Мне близок Томас Манн, но восхищает Достоевский, потому что он совершенно непохож на нас.

– И даже не любил поляков.

– Это его путь, и это я ему прощаю легчe всего.

– Анджей Вайда снимает фильм о Катыни. Ваши близкие там не пострадали?

– Из дальних родственников по маминой линии погибли двое. Это больная тема, и порой слышу: немцы покаялись, а русские нет… Но я хочу быть честным и потому должен говорить прежде всего о покаянии поляков. Мы тоже делали в истории разные недостойные вещи и должны это признать: не всегда были порядочны по отношению к евреям, враждовали с Россией, не помогли стать независимыми украинцам… Нет абсолютно безгрешных наций, однако зрелость народа заключается в умении признать свои ошибки. Я бы очень хотел, чтобы Россия тоже признала некоторые вещи, которые противоречат общечеловеческим идеалам – например, что принесла немало несчастий разным странам своей экспансией. Но давать этому оценку – самим россиянам, я же отвечаю только за то, чтобы поляки покаялись, чтобы я покаялся.

– Как вы относитесь к рассуждениям о славянском братстве?

– Я не славянин, а само это слово в Польше звучит скорее как ругательство. Напился человек до безобразия – о нём презрительно говорят: что поделаешь, славянская душа… Да и вообще это понятие – анахронизм, в наше время понятие расы звучит несерьезно. Человек считает, что он славянин, и при этом не подозревает, что у него в роду могут быть татары, немцы, викинги… Не стоит думать об этническом рисунке наших генов.

– Вернемся к нашей непохожести. Польский и русский менталитет: что тут общего, в чём различия?

– У нас много общего в темпераменте, и это мне нравится. Но разница в том, что связано с разными религиозными традициями, которые проявляются, например, в отношениях гражданина с властью, государством. И всё же я с большим интересом присматриваюсь к православию, которое умеет сохранять такие понятия, как таинство, святость, и тут у него можно позаимствовать много хорошего. Есть свои достижения и у Запада, способного лучше приспосабливать христианство к повседневной жизни. Думаю, что прав был Иоанн Павел II, который сказал, что Европа дышит двумя легкими, дополняющими друг друга. Чем лучше христиане – и православные, и католики, и протестанты – узнают друг друга, тем лучше будут поняты евангельские ценности.

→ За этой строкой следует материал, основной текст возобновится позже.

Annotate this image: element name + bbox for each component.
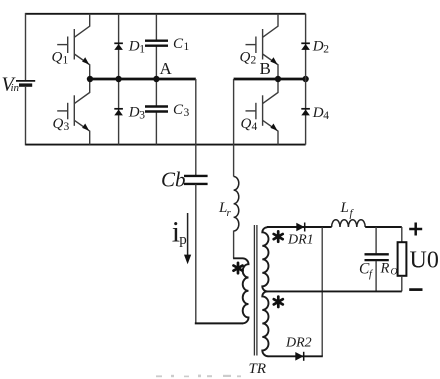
transformer core <box>254 225 257 356</box>
label DR2 <box>285 336 312 351</box>
svg-text:3: 3 <box>64 121 70 133</box>
wire rectifier junction <box>321 227 323 356</box>
diode D1 <box>114 43 123 50</box>
svg-text:A: A <box>160 59 173 78</box>
wire output bottom rail <box>267 290 402 292</box>
svg-text:4: 4 <box>252 121 258 133</box>
wire mid bus right <box>234 78 306 81</box>
polarity dot secondary bottom <box>274 297 283 307</box>
label D4 <box>312 105 330 122</box>
battery Vin <box>2 74 36 96</box>
transistor Q1 <box>57 14 89 79</box>
wire left edge upper <box>25 13 27 80</box>
label C1 <box>173 36 190 53</box>
label Lr <box>218 200 232 219</box>
label Q4 <box>241 116 258 133</box>
label Cb <box>161 168 186 192</box>
inductor Lf <box>332 220 366 227</box>
svg-text:Cb: Cb <box>161 168 186 192</box>
svg-text:Q: Q <box>52 50 63 66</box>
label TR <box>249 361 267 377</box>
transformer primary winding <box>233 258 248 323</box>
label Ro <box>380 261 398 278</box>
wire diode branch right <box>305 14 307 145</box>
label D3 <box>128 105 146 122</box>
svg-text:D: D <box>128 39 140 55</box>
label C3 <box>173 102 190 119</box>
svg-text:Q: Q <box>53 116 64 132</box>
label DR1 <box>287 233 314 248</box>
polarity dot primary <box>234 263 243 273</box>
plus terminal <box>409 223 422 236</box>
transformer secondary top winding <box>262 227 268 291</box>
svg-text:D: D <box>128 105 140 121</box>
node A <box>153 59 172 82</box>
svg-text:p: p <box>179 232 187 248</box>
svg-text:DR1: DR1 <box>287 233 314 248</box>
svg-text:Q: Q <box>241 116 252 132</box>
label Q2 <box>240 50 257 67</box>
label U0 <box>410 247 439 273</box>
svg-text:C: C <box>173 36 184 52</box>
diode DR1 <box>296 223 304 232</box>
inductor Lr <box>234 177 239 232</box>
wire top bus <box>26 13 306 15</box>
svg-text:4: 4 <box>323 110 329 122</box>
label D2 <box>312 39 330 56</box>
wire left edge lower <box>25 87 27 146</box>
diode DR2 <box>295 352 303 361</box>
capacitor C1 <box>145 41 168 46</box>
svg-text:Q: Q <box>240 50 251 66</box>
svg-text:D: D <box>312 105 324 121</box>
junction D2-D4 <box>302 76 308 82</box>
capacitor C3 <box>145 107 168 112</box>
wire capacitor branch <box>155 14 157 145</box>
svg-text:L: L <box>340 200 349 216</box>
junction D1-D3 <box>115 76 121 82</box>
transistor Q3 <box>57 79 89 145</box>
svg-text:3: 3 <box>184 107 190 119</box>
wire node B to Lr <box>233 79 235 177</box>
transistor Q4 <box>246 79 279 145</box>
resistor Ro <box>398 227 407 291</box>
svg-text:3: 3 <box>139 110 145 122</box>
diode D2 <box>301 43 310 50</box>
svg-text:2: 2 <box>251 55 257 67</box>
svg-text:1: 1 <box>184 41 190 53</box>
junction Q1-Q3 <box>87 76 93 82</box>
wire mid bus left <box>89 78 196 81</box>
svg-text:C: C <box>173 102 184 118</box>
svg-text:1: 1 <box>63 55 69 67</box>
svg-text:R: R <box>380 261 390 277</box>
diode D4 <box>301 109 310 116</box>
minus terminal <box>409 288 422 291</box>
wire Cb to primary <box>195 184 197 323</box>
capacitor Cb <box>184 176 208 184</box>
node B <box>260 59 282 82</box>
label D1 <box>128 39 146 56</box>
wire rectifier bottom rail <box>268 355 323 357</box>
svg-text:O: O <box>391 268 398 278</box>
transformer secondary bottom winding <box>262 291 268 356</box>
svg-text:f: f <box>350 208 355 220</box>
svg-text:D: D <box>312 39 324 55</box>
diode D3 <box>114 109 123 116</box>
svg-text:in: in <box>11 82 20 94</box>
label Q1 <box>52 50 69 67</box>
svg-text:1: 1 <box>139 44 145 56</box>
svg-text:r: r <box>227 207 232 219</box>
svg-text:TR: TR <box>249 361 267 377</box>
label Q3 <box>53 116 70 133</box>
capacitor Cf <box>365 227 389 291</box>
wire rectifier top rail <box>267 226 332 228</box>
svg-text:f: f <box>369 269 374 280</box>
svg-text:DR2: DR2 <box>285 336 312 351</box>
label Lf <box>340 200 355 220</box>
polarity dot secondary top <box>274 231 283 241</box>
wire primary bottom <box>195 322 243 324</box>
wire node A to Cb <box>195 79 197 175</box>
svg-text:B: B <box>260 59 271 78</box>
label Cf <box>359 261 374 281</box>
wire diode branch left <box>118 14 120 145</box>
svg-text:U0: U0 <box>410 247 439 273</box>
svg-text:2: 2 <box>323 44 329 56</box>
transistor Q2 <box>246 14 279 79</box>
caption ghost fragments <box>156 375 241 378</box>
wire Lr to primary <box>233 231 235 259</box>
wire output top rail <box>365 226 402 228</box>
wire bottom bus <box>26 144 306 146</box>
current arrow ip <box>172 213 191 264</box>
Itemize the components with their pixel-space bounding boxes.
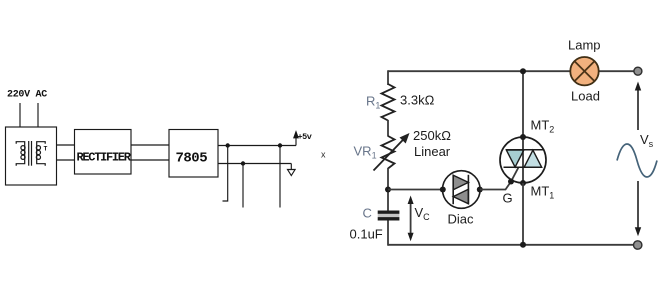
Vs arrow top [635,82,641,131]
wire transformer to rectifier 2 [57,159,75,161]
ground [288,164,296,176]
artifact x mark [321,150,326,160]
capacitor C [378,211,400,221]
label 220V AC [7,90,47,101]
wire 7805 output top [218,145,296,147]
svg-text:0.1uF: 0.1uF [350,227,383,242]
transformer T windings [16,141,45,166]
wire AC lead 1 [19,103,21,127]
node cap junction [385,187,391,193]
label 7805 [176,151,208,167]
node gate [508,179,514,185]
node out A [226,143,230,147]
wire stub A [223,146,228,202]
svg-text:Diac: Diac [448,212,475,227]
label RECTIFIER [77,151,132,165]
wire to diac [388,189,443,191]
wire 7805 output second [218,163,291,165]
label T [44,146,48,153]
wire MT1 [522,183,524,245]
node out B [278,143,282,147]
terminal top [634,67,642,75]
node MT1 circle [520,180,526,186]
svg-text:T: T [44,146,48,153]
svg-text:C: C [363,206,372,221]
potentiometer VR1 [374,133,410,171]
diac D1 [443,171,481,209]
node out C [241,161,245,165]
svg-text:RECTIFIER: RECTIFIER [77,151,132,165]
wire rail mid [387,120,389,137]
svg-text:220V AC: 220V AC [7,90,47,101]
node MT1 bottom [520,242,526,248]
wire bottom [388,244,638,246]
wire AC lead 2 [37,103,39,127]
node MT2 top [520,68,526,74]
wire rail bottom [387,221,389,246]
lamp [570,57,598,85]
triac Q1 [500,137,546,183]
+5v arrow [294,131,299,145]
svg-text:+5v: +5v [298,132,312,142]
Vs arrow bottom [635,181,641,236]
terminal bottom [634,241,642,249]
source sine [617,144,657,177]
Vc arrow [408,196,414,242]
node MT2 circle [520,134,526,140]
label +5v [298,132,312,142]
wire left rail top [387,70,389,85]
node diac right [477,187,483,193]
wire rectifier to 7805 bottom [131,159,169,161]
wire stub C [242,164,244,208]
node diac left [440,187,446,193]
svg-text:Load: Load [571,89,600,104]
wire transformer to rectifier 1 [57,144,75,146]
svg-text:G: G [503,191,513,206]
wire gate [480,167,519,189]
wire rail lower [387,168,389,211]
wire MT2 [522,71,524,137]
wire top [388,70,638,72]
svg-text:x: x [321,150,326,160]
regulator 7805 block [169,130,218,178]
wire rectifier to 7805 top [131,144,169,146]
rectifier block [75,130,132,175]
svg-text:250kΩ: 250kΩ [413,128,451,143]
svg-text:3.3kΩ: 3.3kΩ [400,93,435,108]
transformer T box [6,127,57,185]
svg-text:7805: 7805 [176,151,208,167]
resistor R1 [382,84,395,121]
svg-text:Lamp: Lamp [568,38,601,53]
svg-text:Linear: Linear [414,144,451,159]
wire stub B [279,146,281,208]
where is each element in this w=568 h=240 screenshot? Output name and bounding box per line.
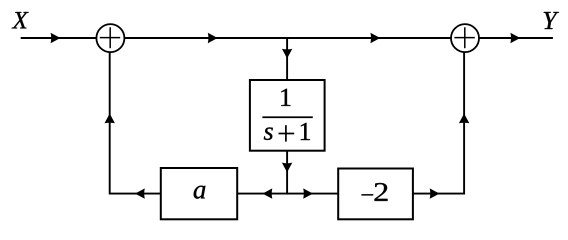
A1 value label a [194, 186, 206, 199]
arrowhead up into S2 (upward) [459, 114, 469, 124]
arrowhead on input wire (rightward) [51, 33, 61, 43]
arrowhead into A2 left side (rightward) [303, 188, 313, 198]
G1 label: denominator 1 [301, 123, 310, 140]
arrowhead out of A1 (leftward) [135, 188, 145, 198]
summing junction S2 (circle) [451, 24, 479, 52]
arrowhead into A1 right side (leftward) [263, 188, 273, 198]
block A2 gain -2 [338, 169, 413, 220]
wire node N2 to block A2 (rightward) [286, 193, 338, 195]
wire input X to summing junction S1 [21, 37, 97, 39]
wire S2 to output Y [479, 37, 553, 39]
block G1 transfer function 1/(s+1) [250, 80, 325, 151]
wire A1 output to corner C1 and up to S1 [110, 53, 161, 194]
G1 label: denominator s [264, 127, 273, 140]
label Y (output signal) [544, 12, 559, 29]
wire G1 bottom to node N2 [286, 151, 288, 195]
arrowhead on wire S1 to node N1 (rightward) [208, 33, 218, 43]
G1 label: fraction bar [262, 116, 312, 118]
arrowhead on output wire (rightward) [510, 33, 520, 43]
wire S1 to S2 along top rail [125, 37, 451, 39]
arrowhead out of A2 (rightward) [430, 188, 440, 198]
label X (input signal) [12, 12, 29, 28]
G1 label: numerator 1 [281, 89, 290, 106]
wire A2 output to corner C2 and up to S2 [413, 53, 464, 194]
arrowhead on wire node N1 to S2 (rightward) [370, 33, 380, 43]
wire node N2 to block A1 (leftward) [238, 193, 288, 195]
plus sign inside S1 [100, 37, 120, 39]
G1 label: denominator plus sign [279, 133, 295, 135]
arrowhead into G1 top (downward) [282, 49, 292, 59]
arrowhead below G1 (downward) [282, 163, 292, 173]
plus sign inside S2 [454, 37, 474, 39]
arrowhead up into S1 (upward) [105, 114, 115, 124]
block A1 gain a [161, 168, 237, 219]
node N1 tap: wire down into block G1 [286, 38, 288, 81]
summing junction S1 (circle) [96, 24, 124, 52]
A2 value label digit 2 [375, 183, 388, 201]
A2 value label minus sign [361, 194, 373, 196]
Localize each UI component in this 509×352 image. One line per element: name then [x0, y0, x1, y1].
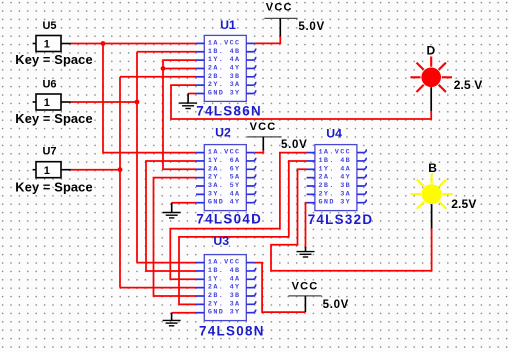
svg-text:Key = Space: Key = Space	[15, 111, 92, 126]
svg-text:2B. 3B: 2B. 3B	[208, 73, 241, 81]
svg-text:2Y. 5A: 2Y. 5A	[208, 174, 241, 182]
svg-text:74LS32D: 74LS32D	[308, 212, 374, 227]
svg-text:5.0V: 5.0V	[323, 299, 349, 311]
svg-text:1Y. 4A: 1Y. 4A	[208, 56, 241, 64]
svg-text:U3: U3	[213, 234, 229, 248]
svg-text:1A.VCC: 1A.VCC	[319, 149, 352, 157]
svg-text:Key = Space: Key = Space	[15, 180, 92, 195]
svg-text:2A. 4Y: 2A. 4Y	[319, 174, 352, 182]
svg-text:1B. 4B: 1B. 4B	[208, 267, 241, 275]
svg-text:2B. 3B: 2B. 3B	[208, 292, 241, 300]
svg-text:2B. 3B: 2B. 3B	[319, 182, 352, 190]
svg-text:1A.VCC: 1A.VCC	[208, 259, 241, 267]
svg-text:U5: U5	[42, 20, 56, 32]
svg-text:VCC: VCC	[292, 281, 319, 293]
svg-text:GND 3Y: GND 3Y	[208, 309, 241, 317]
svg-text:U1: U1	[220, 18, 236, 32]
svg-text:Key = Space: Key = Space	[15, 52, 92, 67]
svg-text:3Y. 4A: 3Y. 4A	[208, 190, 241, 198]
svg-text:1: 1	[44, 39, 50, 51]
svg-text:U2: U2	[215, 125, 231, 139]
svg-text:1: 1	[44, 97, 50, 109]
svg-text:1Y. 4A: 1Y. 4A	[319, 165, 352, 173]
svg-text:2.5V: 2.5V	[451, 197, 476, 211]
svg-text:D: D	[426, 44, 435, 58]
svg-text:U4: U4	[326, 126, 342, 140]
svg-text:U7: U7	[42, 146, 56, 158]
svg-text:2A. 6Y: 2A. 6Y	[208, 165, 241, 173]
svg-text:1A.VCC: 1A.VCC	[208, 149, 241, 157]
svg-text:GND 3Y: GND 3Y	[208, 90, 241, 98]
svg-text:2.5 V: 2.5 V	[454, 78, 483, 92]
svg-text:VCC: VCC	[250, 121, 277, 133]
svg-text:1A.VCC: 1A.VCC	[208, 39, 241, 47]
svg-text:1B. 4B: 1B. 4B	[319, 157, 352, 165]
svg-text:U6: U6	[42, 79, 56, 91]
svg-text:GND 3Y: GND 3Y	[319, 199, 352, 207]
svg-text:2A. 4Y: 2A. 4Y	[208, 284, 241, 292]
svg-text:2Y. 3A: 2Y. 3A	[319, 190, 352, 198]
svg-text:74LS86N: 74LS86N	[196, 104, 262, 119]
svg-text:2A. 4Y: 2A. 4Y	[208, 64, 241, 72]
svg-text:3A. 5Y: 3A. 5Y	[208, 182, 241, 190]
svg-text:5.0V: 5.0V	[281, 139, 307, 151]
svg-text:2Y. 3A: 2Y. 3A	[208, 81, 241, 89]
svg-text:1: 1	[44, 165, 50, 177]
svg-text:1Y. 6A: 1Y. 6A	[208, 157, 241, 165]
svg-text:GND 4Y: GND 4Y	[208, 199, 241, 207]
svg-text:5.0V: 5.0V	[298, 21, 324, 33]
svg-text:74LS08N: 74LS08N	[199, 324, 265, 339]
svg-text:B: B	[428, 161, 437, 175]
svg-text:1B. 4B: 1B. 4B	[208, 48, 241, 56]
svg-text:1Y. 4A: 1Y. 4A	[208, 275, 241, 283]
svg-text:74LS04D: 74LS04D	[196, 212, 262, 227]
svg-text:VCC: VCC	[266, 2, 293, 14]
svg-text:2Y. 3A: 2Y. 3A	[208, 300, 241, 308]
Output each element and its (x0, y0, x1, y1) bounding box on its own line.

– Николай Бердяев, сравнивая польскую и русскую душу, писал, что если русская распластывается перед Богом, то польская – тянется вверх.

– Это касается не только поляков и русских, но и вообще традиций Византии и Рима. Поэтому думаю, что нам ещё есть чему учиться друг у друга – и преклонению, и стремлению к идеалу. Одно не исключает другого, а дополняет.

– А если говорить о наших общих проблемах, то какие бы вы назвали?

– Самое сложное – выбить из головы советское мышление, так называемый совок. Это позиция, очень живучая в обществе: человек чувствует себя вечным ребёнком, обижается на злого папу и не принимает ответственности за свою судьбу. И живет по принципу: раз упало – пусть лежит, мне-то что, я ни за что не отвечаю. Принцип детский, потому что ответственность – мера зрелости человека, его достоинства. Коммунизм тем и привлекал людей, что обещал им вечное детство. Все были детьми, только вождь – отцом.

И ещё эта подозрительность, характерная для тех, кто жил в условиях несвободы. Это стало сюжетом драматической истории, случившейся во время Второй мировой войны, о чём я рассказал в одном из фильмов. Жизнь партизана-подпольщика оставила тяжёлый след в душе человека: у него нет веры в людей, он не может смотреть в глаза прямо и открыто, как делают, например, американцы. Я им часто завидую, потому что не могу так: ведь я жил в окружении стукачей, которые всегда могли меня продать, поэтому тоже стал недоверчивым. Мне жаль, но тут уж ничего не изменить, в этом я убедился. Это есть и в Польше, есть и в России.